Von Wojciech Czaja
Was ist ein Tageslichtquotient? Warum gibt es weltweit so viele verschiedene Treppenvorschriften? Und warum werden die Dachlandschaften in Wien, München und Berlin immer hässlicher und kleinteiliger? Diesen Fragen widmet sich noch bis zum 4. April eine Ausstellung im Architekturzentrum Wien (AzW). „Form folgt Paragraf“, so ihr Titel, der den weltberühmten Funktionsaphorismus von Louis Sullivan auf die Schippe nimmt, ist aber keineswegs eine so knochentrockene Angelegenheit, wie man im ersten Moment vermuten könnte, sondern eine humoristische Zusammenstellung manifest gewordener Normen, Richtlinien und Bauvorschriften, die teils sinnvolle, teils haarsträubende bauliche Lösungen mit nach ziehen.
Die Ausstellung, die die Entstehung von Architektur aus einem ungewöhnlichen Blickwinkel betrachtet, richtet sich nicht nur an Fachleute, sondern explizit auch an Publikum von der Straße. „Die Gesellschaft hat ein gewisses Bild von Architektur als Ausdruck einer kreativen, künstlerischen Kraft“, sagt AzW-Direktorin Angelika Fitz. „Entsprechend arrogant und übermenschlich werden Architektinnen und Architekten in der Öffentlichkeit wahrgenommen. Wir möchten zeigen, dass die gebaute Umwelt auch von ökonomischen und vor allem von juristischen Kräften geprägt und geformt ist. Vielleicht versteht der Laie nach dem Rundgang etwas besser, warum die Brandschutztür in seinem Wohnhaus so schwer zu öffnen ist – und dass nicht der Architekt an diesem Umstand allein schuld ist.“
Darüber hinaus lernt man beispielsweise, dass Wiener Erde, die beim Bau eines Kellers ausgehoben und abtransportiert wird, nach zwei Kilometern Lkw-Fahrt von Gesetzes wegen zu Abfall mutiert. Dass Kinderlärm in Österreich von den Lärmschutzbestimmungen ausgenommen ist, während in Deutschland – so geschehen in einer Wohnhausanlage in Berlin, die die Ausstellung zeigt – Kinderspielplätze mitunter mit Schallschutzmauern umbaut werden müssen. Und dass im Guide to Street Vending in New York City ganz genau geregelt ist, wie weit ein Flohmarkttisch vom Randstein und somit von der Fahrbahn entfernt zu stehen hat. Alles hat seine Ordnung. Und jede Ordnung hat ihre Hüter.
Besonders absurd sind die sich mitunter eklatant unterscheidenden Stufenvorschriften, die keineswegs mit kurzen oder langen Beinen unterschiedlicher Ethnien und Gesellschaften zu tun haben, sondern schlicht und einfach Produkt des Paragrafendschungels sind. Im AzW sind die weltweiten Unterschiede nicht nur erfass-, sondern auch auf 1 : 1-Modellen physisch erlebbar. Und zwar auf eigene Gefahr, wie am Eingang der Ausstellung zu lesen ist, weil, nun ja, die im Ausland legale Treppe im Inland illegal ist.

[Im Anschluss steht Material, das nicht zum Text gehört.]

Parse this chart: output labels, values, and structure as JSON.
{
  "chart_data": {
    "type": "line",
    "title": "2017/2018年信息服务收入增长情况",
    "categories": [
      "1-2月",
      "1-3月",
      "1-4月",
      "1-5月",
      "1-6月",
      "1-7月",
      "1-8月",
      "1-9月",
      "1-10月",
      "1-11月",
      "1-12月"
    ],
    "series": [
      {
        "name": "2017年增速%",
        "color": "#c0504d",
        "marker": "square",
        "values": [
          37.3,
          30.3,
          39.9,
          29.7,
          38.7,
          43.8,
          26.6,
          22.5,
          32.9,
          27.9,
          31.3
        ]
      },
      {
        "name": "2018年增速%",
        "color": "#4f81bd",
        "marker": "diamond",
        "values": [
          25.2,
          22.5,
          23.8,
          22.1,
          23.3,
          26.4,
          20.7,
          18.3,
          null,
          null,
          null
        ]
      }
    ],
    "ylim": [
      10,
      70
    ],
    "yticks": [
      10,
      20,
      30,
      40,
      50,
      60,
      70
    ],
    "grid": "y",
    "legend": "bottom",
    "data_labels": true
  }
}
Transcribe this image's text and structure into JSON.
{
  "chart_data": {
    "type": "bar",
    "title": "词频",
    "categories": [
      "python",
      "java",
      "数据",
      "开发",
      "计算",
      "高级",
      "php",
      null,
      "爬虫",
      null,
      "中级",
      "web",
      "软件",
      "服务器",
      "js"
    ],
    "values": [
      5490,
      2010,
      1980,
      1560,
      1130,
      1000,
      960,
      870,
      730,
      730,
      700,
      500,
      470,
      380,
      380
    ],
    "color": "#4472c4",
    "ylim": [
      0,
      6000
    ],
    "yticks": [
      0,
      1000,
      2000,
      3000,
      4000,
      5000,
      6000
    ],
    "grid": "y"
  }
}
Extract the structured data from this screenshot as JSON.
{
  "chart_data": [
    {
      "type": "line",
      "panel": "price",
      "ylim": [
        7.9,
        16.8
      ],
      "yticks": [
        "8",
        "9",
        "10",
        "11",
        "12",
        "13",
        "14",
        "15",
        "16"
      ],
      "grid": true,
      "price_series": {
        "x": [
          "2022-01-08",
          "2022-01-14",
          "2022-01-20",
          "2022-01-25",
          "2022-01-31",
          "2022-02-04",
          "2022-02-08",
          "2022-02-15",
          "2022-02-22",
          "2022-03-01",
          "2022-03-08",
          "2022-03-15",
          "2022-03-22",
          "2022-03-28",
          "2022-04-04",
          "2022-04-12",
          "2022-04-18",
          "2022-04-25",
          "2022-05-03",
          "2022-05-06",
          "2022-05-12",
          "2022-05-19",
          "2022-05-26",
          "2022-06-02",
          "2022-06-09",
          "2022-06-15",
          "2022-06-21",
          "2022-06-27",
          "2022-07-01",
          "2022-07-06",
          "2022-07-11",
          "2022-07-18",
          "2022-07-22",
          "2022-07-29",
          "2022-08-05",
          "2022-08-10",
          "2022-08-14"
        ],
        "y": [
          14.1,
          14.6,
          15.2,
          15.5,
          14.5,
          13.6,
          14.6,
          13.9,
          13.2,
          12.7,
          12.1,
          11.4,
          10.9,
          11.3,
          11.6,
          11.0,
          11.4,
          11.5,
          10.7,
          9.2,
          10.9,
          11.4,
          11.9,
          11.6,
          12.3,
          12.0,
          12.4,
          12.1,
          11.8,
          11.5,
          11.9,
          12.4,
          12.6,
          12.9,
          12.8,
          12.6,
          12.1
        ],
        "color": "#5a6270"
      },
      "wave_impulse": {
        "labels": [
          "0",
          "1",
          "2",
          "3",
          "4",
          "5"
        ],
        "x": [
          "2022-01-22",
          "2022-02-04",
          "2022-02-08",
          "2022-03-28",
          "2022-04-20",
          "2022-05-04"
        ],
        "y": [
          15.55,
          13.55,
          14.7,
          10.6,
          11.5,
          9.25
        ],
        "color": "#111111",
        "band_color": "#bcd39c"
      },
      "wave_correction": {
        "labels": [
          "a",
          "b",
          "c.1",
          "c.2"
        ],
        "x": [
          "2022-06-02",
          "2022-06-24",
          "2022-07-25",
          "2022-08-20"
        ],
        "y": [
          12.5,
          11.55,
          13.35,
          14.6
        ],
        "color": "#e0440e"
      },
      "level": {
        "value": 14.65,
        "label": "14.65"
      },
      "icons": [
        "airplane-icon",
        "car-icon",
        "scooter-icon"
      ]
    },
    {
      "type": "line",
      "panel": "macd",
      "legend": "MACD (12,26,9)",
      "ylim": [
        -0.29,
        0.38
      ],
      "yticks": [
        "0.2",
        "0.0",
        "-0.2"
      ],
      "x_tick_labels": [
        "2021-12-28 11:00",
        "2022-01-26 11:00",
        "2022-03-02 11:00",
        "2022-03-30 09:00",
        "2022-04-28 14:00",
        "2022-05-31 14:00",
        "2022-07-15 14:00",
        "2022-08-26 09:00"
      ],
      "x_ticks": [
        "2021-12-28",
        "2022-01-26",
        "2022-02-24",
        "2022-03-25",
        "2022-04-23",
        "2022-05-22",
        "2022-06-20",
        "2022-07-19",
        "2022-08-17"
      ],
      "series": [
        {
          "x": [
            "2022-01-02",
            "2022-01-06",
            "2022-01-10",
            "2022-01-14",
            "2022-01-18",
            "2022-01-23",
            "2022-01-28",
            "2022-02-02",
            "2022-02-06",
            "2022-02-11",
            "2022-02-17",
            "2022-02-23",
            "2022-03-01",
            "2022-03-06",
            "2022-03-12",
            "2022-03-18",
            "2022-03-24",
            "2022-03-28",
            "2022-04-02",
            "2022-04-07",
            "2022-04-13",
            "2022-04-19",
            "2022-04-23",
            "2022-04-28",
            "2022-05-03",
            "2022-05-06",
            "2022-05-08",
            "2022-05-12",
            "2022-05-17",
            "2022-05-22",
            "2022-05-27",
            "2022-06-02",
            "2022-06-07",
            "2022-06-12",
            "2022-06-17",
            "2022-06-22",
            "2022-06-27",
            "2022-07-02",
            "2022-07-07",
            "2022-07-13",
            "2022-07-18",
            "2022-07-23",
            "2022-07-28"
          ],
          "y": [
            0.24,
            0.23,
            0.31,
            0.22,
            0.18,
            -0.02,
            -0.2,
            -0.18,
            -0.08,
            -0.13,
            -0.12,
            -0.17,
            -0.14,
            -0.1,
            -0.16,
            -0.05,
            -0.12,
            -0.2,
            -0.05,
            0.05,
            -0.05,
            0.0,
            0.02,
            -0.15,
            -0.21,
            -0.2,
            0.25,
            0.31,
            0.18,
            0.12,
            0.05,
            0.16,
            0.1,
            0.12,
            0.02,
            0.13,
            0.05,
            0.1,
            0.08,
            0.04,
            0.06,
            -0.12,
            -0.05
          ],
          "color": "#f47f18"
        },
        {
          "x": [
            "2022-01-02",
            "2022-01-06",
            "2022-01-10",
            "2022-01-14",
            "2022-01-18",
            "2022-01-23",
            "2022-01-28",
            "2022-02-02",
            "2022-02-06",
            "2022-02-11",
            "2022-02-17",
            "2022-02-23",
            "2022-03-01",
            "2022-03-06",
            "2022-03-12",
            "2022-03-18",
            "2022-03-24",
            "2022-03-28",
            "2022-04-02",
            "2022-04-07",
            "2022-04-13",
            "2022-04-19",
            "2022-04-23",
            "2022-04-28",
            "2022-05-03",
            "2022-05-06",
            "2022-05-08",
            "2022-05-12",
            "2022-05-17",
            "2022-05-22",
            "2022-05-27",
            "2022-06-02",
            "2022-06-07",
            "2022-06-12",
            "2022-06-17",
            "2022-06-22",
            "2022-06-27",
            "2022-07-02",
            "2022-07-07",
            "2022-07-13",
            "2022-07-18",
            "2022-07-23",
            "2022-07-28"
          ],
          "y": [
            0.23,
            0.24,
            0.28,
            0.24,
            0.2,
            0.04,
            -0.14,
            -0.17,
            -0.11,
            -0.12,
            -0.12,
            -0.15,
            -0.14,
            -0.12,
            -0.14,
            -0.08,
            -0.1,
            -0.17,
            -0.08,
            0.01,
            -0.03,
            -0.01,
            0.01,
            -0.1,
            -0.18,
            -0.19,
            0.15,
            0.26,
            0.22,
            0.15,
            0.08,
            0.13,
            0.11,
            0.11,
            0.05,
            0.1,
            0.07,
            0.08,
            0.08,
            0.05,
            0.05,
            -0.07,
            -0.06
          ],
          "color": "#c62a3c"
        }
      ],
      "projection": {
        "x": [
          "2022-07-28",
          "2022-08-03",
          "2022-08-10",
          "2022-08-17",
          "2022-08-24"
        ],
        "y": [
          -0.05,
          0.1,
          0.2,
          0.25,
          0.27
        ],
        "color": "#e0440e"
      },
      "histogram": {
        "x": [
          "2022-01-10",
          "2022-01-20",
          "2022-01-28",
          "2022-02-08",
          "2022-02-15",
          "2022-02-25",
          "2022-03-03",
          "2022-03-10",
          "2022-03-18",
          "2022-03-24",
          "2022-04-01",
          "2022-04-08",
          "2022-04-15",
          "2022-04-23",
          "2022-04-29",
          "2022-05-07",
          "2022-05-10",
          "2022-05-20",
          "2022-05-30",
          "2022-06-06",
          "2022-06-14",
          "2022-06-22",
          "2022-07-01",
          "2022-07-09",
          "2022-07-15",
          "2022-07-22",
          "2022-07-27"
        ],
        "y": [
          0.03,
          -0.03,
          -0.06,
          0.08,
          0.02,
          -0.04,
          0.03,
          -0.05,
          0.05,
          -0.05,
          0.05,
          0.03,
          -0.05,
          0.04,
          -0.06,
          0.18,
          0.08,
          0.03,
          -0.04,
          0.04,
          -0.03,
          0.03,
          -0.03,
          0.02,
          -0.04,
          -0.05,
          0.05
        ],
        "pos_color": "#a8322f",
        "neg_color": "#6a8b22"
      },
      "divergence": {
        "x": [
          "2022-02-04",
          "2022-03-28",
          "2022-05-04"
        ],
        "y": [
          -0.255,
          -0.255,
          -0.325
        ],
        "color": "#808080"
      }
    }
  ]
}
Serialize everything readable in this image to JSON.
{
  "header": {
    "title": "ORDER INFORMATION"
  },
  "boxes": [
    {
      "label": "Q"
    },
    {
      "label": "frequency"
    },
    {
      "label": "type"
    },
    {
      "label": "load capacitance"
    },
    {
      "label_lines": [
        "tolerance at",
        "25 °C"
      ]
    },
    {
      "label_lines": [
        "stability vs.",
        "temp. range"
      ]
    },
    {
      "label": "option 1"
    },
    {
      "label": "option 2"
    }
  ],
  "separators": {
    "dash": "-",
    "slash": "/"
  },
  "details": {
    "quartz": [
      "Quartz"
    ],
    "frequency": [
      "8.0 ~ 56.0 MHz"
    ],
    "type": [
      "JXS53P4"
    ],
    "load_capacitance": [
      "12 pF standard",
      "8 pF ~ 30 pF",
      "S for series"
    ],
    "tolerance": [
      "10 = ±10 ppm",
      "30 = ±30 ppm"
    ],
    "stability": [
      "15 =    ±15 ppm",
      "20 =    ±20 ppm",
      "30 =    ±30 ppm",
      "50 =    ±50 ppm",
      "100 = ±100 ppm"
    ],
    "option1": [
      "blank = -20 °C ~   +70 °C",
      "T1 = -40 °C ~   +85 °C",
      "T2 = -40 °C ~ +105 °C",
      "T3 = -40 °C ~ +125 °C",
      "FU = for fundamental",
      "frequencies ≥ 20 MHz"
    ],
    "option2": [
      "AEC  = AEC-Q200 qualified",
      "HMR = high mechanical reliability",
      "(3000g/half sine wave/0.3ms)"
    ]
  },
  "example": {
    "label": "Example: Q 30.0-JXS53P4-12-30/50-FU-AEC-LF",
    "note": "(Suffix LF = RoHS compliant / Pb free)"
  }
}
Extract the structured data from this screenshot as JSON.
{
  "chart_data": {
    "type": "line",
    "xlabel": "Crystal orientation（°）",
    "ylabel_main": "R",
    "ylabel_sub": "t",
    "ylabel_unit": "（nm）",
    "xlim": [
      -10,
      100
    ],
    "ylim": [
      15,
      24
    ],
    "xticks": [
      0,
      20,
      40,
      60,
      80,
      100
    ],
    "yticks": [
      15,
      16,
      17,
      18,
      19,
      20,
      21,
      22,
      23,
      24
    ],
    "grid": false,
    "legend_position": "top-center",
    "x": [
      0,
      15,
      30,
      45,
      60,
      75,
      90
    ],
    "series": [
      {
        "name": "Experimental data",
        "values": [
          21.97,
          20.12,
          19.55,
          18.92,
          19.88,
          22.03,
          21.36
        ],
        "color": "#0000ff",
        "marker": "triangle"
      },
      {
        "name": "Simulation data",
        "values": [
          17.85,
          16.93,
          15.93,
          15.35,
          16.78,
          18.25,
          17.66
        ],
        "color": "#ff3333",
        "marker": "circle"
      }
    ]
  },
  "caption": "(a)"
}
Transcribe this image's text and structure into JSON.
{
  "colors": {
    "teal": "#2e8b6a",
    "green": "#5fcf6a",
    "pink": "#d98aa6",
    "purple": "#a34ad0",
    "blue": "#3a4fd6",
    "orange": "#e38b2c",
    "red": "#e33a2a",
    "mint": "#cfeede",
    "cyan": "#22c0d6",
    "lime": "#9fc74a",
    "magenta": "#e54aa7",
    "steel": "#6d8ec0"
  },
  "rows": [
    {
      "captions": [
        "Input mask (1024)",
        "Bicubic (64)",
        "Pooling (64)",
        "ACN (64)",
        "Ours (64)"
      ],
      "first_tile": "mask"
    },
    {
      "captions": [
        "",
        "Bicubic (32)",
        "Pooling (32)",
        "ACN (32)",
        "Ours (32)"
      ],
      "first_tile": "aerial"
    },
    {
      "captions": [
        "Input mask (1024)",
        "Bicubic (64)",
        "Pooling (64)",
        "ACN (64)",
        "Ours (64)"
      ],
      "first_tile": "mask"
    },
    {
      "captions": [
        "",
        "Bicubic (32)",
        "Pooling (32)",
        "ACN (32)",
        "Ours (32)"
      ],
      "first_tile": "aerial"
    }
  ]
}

Während man in Neuseeland mit einer maximal erlaubten Treppensteigung von 32 Grad die Höhe erklimmen darf, gleicht die japanische Treppe mit bis zu 57 Grad Steigung fast einer halsbrecherischen Hühnerleiter, auf der man sich gut und gerne am Geländer festhält. Und dass die US-Amerikaner mit 115 Zentimetern die mit Abstand größte Mindestbreite für den Bereich Einfamilienhaus haben, ist in Anbetracht des dort grassierenden Hamburger-Hungers leider nicht nur ein Treppenwitz. Ergänzt wird die Ausstellung von allerlei exotischen Paragrafenkonsequenzen aus aller Welt – anhand konkreter Beispiele aus Almere (experimenteller Städtebau), Zürich (Baugespanne bei Bauvorhaben), Tirana (Umgang mit Denkmalschutz), Tokio (Belichtungsvorschriften), Zhengzhou (Modulbauweise), Paris (Lebensmittelschutz in Backstuben) und London (Brandschutzvorschriften nach dem Brand des Grenfell Towers). Die Dichte der oft sinnentleerten Akten zeigt sich in der Ausstellungsarchitektur des Wiener Büros Planet, das aus insgesamt 7.000 weißen, leeren Aktenordnen Trennwände aufstellte. Der Wahnsinn ist augenscheinlich.